Based on radar, storm surveys, and eyewitness video I'm able to confirm tornado touchdowns in North Providence/Lincoln, RI, Norton, Mass. and Sandwich, Mass. There may have been more. 

Sandwich, Mass.

To measure instability we use something called CAPE which is an acronym for Convective Available Potential Energy. Values about 2,000 or 3,000 get our attention but today they were almost 10% of that! What was different, however, was that all the instability was in the lowest 10,000 feet of the atmosphere. We can look at just the CAPE in the 0-3km layer and that was between 100 and 200 units which is very impressive. When coupled with strong low level shear we were set for supercells and tornadoes. 
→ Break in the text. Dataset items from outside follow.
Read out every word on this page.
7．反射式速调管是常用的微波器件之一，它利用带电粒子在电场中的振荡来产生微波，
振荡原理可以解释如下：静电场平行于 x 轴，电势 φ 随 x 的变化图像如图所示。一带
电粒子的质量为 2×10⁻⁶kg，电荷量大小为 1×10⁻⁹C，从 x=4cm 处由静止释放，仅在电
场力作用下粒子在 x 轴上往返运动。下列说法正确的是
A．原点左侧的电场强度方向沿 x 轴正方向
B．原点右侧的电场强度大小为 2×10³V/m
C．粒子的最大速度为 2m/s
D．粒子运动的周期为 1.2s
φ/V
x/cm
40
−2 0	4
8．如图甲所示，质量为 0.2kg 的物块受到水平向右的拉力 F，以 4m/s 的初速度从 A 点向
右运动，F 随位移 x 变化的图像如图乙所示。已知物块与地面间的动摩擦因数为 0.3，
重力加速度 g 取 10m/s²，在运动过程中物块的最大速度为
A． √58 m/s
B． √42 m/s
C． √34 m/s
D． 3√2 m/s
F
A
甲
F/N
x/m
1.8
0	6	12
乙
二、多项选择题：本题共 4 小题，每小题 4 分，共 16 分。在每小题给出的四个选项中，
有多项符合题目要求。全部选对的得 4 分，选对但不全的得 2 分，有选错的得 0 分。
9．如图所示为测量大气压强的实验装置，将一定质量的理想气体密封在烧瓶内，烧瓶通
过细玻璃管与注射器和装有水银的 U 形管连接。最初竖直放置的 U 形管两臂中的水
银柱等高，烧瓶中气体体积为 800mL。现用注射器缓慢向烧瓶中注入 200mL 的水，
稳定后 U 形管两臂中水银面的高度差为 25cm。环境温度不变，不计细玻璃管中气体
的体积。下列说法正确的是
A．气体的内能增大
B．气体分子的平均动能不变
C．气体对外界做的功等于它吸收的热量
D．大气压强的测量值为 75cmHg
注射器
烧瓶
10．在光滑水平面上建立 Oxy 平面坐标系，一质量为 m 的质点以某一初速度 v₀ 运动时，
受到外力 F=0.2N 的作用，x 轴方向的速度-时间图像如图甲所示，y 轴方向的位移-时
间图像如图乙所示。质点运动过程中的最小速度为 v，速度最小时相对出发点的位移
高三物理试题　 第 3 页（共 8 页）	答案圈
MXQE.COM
Two of these tornadoes we were able to confirm in real time as lofted tornado debris was detected by Doppler Radar. A Tornado Debris Signature is a confirmation that a tornado occurred as lofted tornado debris has a distinct signature that's different from rain, snow or hail. We noted two large, but brief, tornado debris signatures in Lincoln, RI, and Norton, Mass.

Today's tornado event was extremely unusual. Tornadoes are rare in Rhode Island and even more rare on Cape Cod. Today's tornado in Sandwich was the first tornado in Barnstable County since 1977! A "perfect" combination of low level shear and low level instability wound up producing a widespread severe weather event. 


Joe DelliCarpini / NWS Boston


This event was not forecast at all. It was a big miss. Looking back I see a few signals that showed up last night in some computer guidance but at the time they didn't raise any big red flags to me. By early afternoon, however, it was clear that we had trouble on our hands. A truly unique and unusual day of weather in New England.